Wellman and Eriksson said they were so concerned by the high levels of stress in the workplace that they were organizing a conference on (is the title still the same?) to be held (where) on (date). “It will be a one day bootcamp to look at ways to help individuals and workforces to transform and cope with stress in ways that don’t disable their work performance or their family or personal life.”
Wellman pointed out that OECD figures on the breakup of relationships especially families were now imposing significant costs on economies, “In Britain that figure is now £42bn per year and rising, according to the Relationships Foundation. Family breakdown costs more than the entire defence budget in that country. In Britain and here most of the cost to the economy comes from benefits and tax credits that support single parents and their children. Today in Britain there are two million single parent families: there were one million in 1980. In South Africa most children are now being raised in single parent families.”

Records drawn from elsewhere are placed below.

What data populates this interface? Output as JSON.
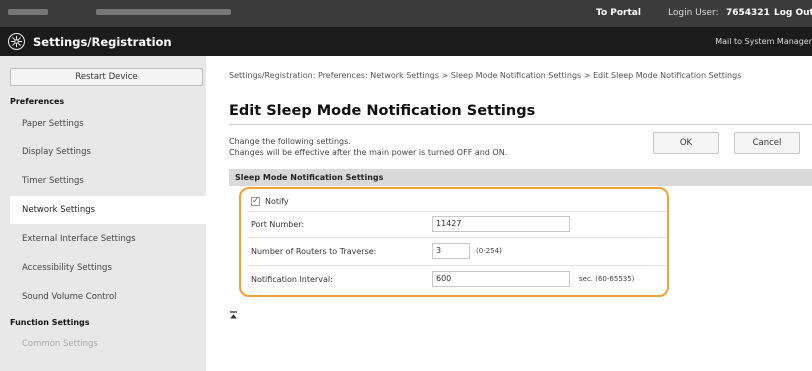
{
  "header": {
    "portal_link": "To Portal",
    "login_user_label": "Login User:",
    "login_user_value": "7654321",
    "logout_link": "Log Out"
  },
  "titlebar": {
    "title": "Settings/Registration",
    "mail_link": "Mail to System Manager"
  },
  "sidebar": {
    "restart_button": "Restart Device",
    "preferences_heading": "Preferences",
    "items": [
      {
        "label": "Paper Settings"
      },
      {
        "label": "Display Settings"
      },
      {
        "label": "Timer Settings"
      },
      {
        "label": "Network Settings"
      },
      {
        "label": "External Interface Settings"
      },
      {
        "label": "Accessibility Settings"
      },
      {
        "label": "Sound Volume Control"
      }
    ],
    "function_heading": "Function Settings",
    "function_items": [
      {
        "label": "Common Settings"
      }
    ]
  },
  "main": {
    "breadcrumb": "Settings/Registration: Preferences: Network Settings > Sleep Mode Notification Settings > Edit Sleep Mode Notification Settings",
    "page_title": "Edit Sleep Mode Notification Settings",
    "desc_line1": "Change the following settings.",
    "desc_line2": "Changes will be effective after the main power is turned OFF and ON.",
    "ok_button": "OK",
    "cancel_button": "Cancel",
    "section_title": "Sleep Mode Notification Settings",
    "notify_label": "Notify",
    "notify_checked": true,
    "port_label": "Port Number:",
    "port_value": "11427",
    "routers_label": "Number of Routers to Traverse:",
    "routers_value": "3",
    "routers_hint": "(0-254)",
    "interval_label": "Notification Interval:",
    "interval_value": "600",
    "interval_hint": "sec. (60-65535)"
  },
  "colors": {
    "highlight": "#f0a33a",
    "title_bar": "#1b1b1b",
    "top_bar": "#3b3b3b"
  }
}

Recent demographic projections performed by OECD countries suggest that the next 20 years are likely to see a continuation and even acceleration of changes in household and family structures. In particular, the numbers and shares of single-adult and single-parent households are expected to increase significantly, as is the number of couples without children.
In Britain today, 40 percent of all children can expect to see their parents split up before their 16th birthday. At least half of family breakdown takes place within the first three years of childhood. (However, the latest study from the Centre for Social Justice and the Bristol Community Family Trust estimates that, of children born today, no less than 48% will see their parents split by their 16th birthday. OECD research has shown that, of all countries (not just the 30 member countries), the UK has the fifth highest lone parent rate, after Latvia, Estonia, the Czech republic and the US.
Globally divorce rates have gone up about six fold since 1960.
It is estimated that in most developed nations including South Africa up to 15 percent of babies are born without a resident biological father.
Eriksson said, “It’s worth reflecting on these sobering statistics this Valentine’s day, we talk a lot about love, but today we say those words and forget it’s ancillary: commitment, which in turn is part of responsibility. We are good about our responsibilities in the workplace, but have forgotten responsibility for our personal happiness and for those closest to us. Maybe now is the time for a values check.”